Le chanteur Christophe, inoubliable interprète des Mots bleus et d'Aline, est mort à 74 ans. Chanteur yéyé devenu un monument de la chanson française, cet autodidacte a passé sa vie à la recherche du son parfait.

Il disait qu’il avait construit sa vie en chansons. Le chanteur Christophe, dont les inoubliables mots bleus ont bercé plusieurs générations, est mort ce jeudi à l'âge de 74 ans des suites d'une maladie pulmonaire, selon sa famille. 

"Christophe est parti. Malgré le dévouement sans faille des équipes soignantes, ses forces l'ont abandonné. Aujourd'hui, les mots se lézardent... et tous les longs discours sont bel et bien futiles", ont écrit dans un communiqué transmis à l'AFP Véronique Bevilacqua, épouse du chanteur, et sa fille Lucie.

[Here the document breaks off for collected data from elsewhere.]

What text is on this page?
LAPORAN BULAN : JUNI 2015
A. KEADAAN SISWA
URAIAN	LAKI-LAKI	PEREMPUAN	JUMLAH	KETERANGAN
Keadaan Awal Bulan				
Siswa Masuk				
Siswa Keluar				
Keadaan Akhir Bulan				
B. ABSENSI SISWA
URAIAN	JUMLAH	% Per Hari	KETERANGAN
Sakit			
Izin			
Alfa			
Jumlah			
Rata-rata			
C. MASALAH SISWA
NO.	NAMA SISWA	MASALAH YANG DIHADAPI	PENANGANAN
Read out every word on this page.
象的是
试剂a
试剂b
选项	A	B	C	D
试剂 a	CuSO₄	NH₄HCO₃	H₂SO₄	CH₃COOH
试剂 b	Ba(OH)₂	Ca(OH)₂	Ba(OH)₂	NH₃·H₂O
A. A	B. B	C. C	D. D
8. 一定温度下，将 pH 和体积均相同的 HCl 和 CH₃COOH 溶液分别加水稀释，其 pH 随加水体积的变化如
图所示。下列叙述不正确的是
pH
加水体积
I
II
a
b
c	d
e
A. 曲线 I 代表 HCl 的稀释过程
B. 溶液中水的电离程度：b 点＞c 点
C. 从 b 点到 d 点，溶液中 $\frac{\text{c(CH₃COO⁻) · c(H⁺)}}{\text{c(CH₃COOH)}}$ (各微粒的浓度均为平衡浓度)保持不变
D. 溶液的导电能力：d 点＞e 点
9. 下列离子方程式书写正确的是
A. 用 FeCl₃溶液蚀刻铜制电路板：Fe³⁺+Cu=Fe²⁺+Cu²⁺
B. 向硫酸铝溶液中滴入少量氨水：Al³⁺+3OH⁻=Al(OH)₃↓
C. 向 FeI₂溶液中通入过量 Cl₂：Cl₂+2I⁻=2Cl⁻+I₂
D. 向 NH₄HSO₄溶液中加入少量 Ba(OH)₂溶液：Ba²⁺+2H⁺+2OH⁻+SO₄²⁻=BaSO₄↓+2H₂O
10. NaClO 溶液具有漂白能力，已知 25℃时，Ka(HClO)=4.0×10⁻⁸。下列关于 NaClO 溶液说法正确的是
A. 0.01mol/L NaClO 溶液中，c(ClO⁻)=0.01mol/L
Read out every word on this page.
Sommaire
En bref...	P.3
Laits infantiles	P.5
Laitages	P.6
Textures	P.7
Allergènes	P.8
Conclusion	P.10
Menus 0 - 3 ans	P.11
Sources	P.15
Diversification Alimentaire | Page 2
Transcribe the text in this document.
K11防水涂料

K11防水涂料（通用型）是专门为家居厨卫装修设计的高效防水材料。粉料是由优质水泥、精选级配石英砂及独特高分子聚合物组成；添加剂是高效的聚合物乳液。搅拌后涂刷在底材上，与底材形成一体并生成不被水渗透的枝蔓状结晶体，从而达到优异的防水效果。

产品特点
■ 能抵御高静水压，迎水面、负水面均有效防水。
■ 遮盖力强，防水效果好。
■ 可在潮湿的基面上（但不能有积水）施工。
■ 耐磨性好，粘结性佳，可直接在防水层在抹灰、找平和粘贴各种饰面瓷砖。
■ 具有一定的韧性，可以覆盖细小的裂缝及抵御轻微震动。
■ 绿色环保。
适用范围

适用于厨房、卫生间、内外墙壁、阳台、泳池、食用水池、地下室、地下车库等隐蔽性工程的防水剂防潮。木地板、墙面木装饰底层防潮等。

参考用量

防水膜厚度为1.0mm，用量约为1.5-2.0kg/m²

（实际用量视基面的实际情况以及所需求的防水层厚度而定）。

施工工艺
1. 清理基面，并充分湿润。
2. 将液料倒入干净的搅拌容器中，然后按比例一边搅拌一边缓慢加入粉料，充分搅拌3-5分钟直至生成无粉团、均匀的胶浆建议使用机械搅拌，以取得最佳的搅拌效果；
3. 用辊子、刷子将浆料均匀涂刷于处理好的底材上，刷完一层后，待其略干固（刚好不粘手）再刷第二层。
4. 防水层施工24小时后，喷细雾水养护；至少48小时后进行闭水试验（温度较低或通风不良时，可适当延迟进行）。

Daniel Bevilacqua, de son vrai nom, avait été hospitalisé et admis en réanimation le 26 mars dans un hôpital parisien en raison d'une "insuffisance respiratoire", selon son producteur de spectacle, Laurent Castanié. Le 10 avril, Véronique Bevilacqua indiquait à l'AFP qu'il était "hospitalisé en réanimation à Brest [...] intubé sous sédation profonde". 

Véronique Bevilacqua n'a jamais fait mention de la maladie Covid-19 dans ses communiqués, et, interrogée au téléphone par l'AFP dans la nuit de jeudi à vendredi, elle a souligné qu'il était mort "des suites d'un emphysème", une maladie pulmonaire.

"J’suis pas chanteur, j’suis pas musicien"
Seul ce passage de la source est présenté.